Dimensions of Mothers' and Fathers' Differential Treatment of Siblings: Links With Adolescents' Sex-Typed Personal Qualities


  • *We thank Ella Bashore, Alan Booth, Matthew Bumpus, Devon Corneal, Heather Helms-Erikson, Julia Jackson-Newsom, Mary Maguire, and Kimberly Updegraff for their help in conducting this investigation. This research was funded by a grant from the National Institute of Child Health and Human Development, R01-HD29409-02 to Ann C. Crouter and Susan M. McHale, coprincipal investigators. Parts of this paper were presented at the annual meeting of the National Council on Family Relations, Kansas City, MO, November 1996.

**215 Pettee Hall, University of New Hampshire, Durham, NH 03824 (cjtucker@cisunix.unh.edu)

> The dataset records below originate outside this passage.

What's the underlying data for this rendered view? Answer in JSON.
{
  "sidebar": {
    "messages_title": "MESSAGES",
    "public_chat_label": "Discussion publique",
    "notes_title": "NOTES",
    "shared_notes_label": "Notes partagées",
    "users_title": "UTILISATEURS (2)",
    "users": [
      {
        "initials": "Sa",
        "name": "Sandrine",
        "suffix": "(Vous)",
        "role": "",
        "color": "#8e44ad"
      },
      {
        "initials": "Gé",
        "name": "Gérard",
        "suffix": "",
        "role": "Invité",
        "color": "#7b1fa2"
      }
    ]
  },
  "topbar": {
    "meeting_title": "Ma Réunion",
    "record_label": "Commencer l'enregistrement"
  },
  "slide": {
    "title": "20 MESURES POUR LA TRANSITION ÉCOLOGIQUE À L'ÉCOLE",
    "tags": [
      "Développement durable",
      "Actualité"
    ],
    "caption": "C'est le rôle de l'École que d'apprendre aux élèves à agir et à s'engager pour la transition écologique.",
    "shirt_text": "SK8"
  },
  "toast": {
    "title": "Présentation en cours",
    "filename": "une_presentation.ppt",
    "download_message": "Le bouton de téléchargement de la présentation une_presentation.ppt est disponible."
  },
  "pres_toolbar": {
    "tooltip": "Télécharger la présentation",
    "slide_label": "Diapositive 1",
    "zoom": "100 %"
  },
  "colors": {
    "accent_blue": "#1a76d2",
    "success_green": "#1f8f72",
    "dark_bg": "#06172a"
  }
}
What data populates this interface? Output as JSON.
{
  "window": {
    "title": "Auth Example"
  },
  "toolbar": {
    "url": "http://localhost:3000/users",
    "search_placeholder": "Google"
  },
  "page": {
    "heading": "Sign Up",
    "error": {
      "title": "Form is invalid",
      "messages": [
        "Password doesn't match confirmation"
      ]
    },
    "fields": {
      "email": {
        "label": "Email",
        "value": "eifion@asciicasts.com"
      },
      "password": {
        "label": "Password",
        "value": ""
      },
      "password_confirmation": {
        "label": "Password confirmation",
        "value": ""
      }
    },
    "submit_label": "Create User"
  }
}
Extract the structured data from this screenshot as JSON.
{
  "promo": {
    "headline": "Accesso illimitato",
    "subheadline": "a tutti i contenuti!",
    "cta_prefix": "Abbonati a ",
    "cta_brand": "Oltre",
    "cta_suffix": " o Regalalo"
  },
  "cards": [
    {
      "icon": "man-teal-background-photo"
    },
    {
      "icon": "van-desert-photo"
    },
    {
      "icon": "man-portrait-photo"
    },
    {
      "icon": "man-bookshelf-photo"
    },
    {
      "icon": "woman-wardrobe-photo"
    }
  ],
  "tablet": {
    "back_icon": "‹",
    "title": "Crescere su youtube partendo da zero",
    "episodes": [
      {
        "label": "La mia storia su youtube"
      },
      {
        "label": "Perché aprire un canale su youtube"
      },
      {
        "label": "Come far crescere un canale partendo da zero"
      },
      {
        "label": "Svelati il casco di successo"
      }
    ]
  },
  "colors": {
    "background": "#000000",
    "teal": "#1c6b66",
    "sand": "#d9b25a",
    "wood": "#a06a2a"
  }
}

We explored mothers' and fathers' differential treatment (PDT) of their adolescent offspring in five domains (privileges, chores, affection, discipline, and temporal involvement) and examined how siblings' personal qualities were associated with PDT. Participants were 188 families with first- and secondborn adolescents. Equal treatment was the modal parental style except for privileges and discipline. Even where equal treatment was normative a substantial proportion of parents reported differential treatment. Further, the similarity of the nature of parents' differential treatment varied by domain. Sex was associated with parents' differential temporal involvement. Sex-typed personal qualities were related to parents' differential discipline. Both sex and sex-typed personal characteristics were linked to differential affection. Privileges and chores were associated with age and birth order.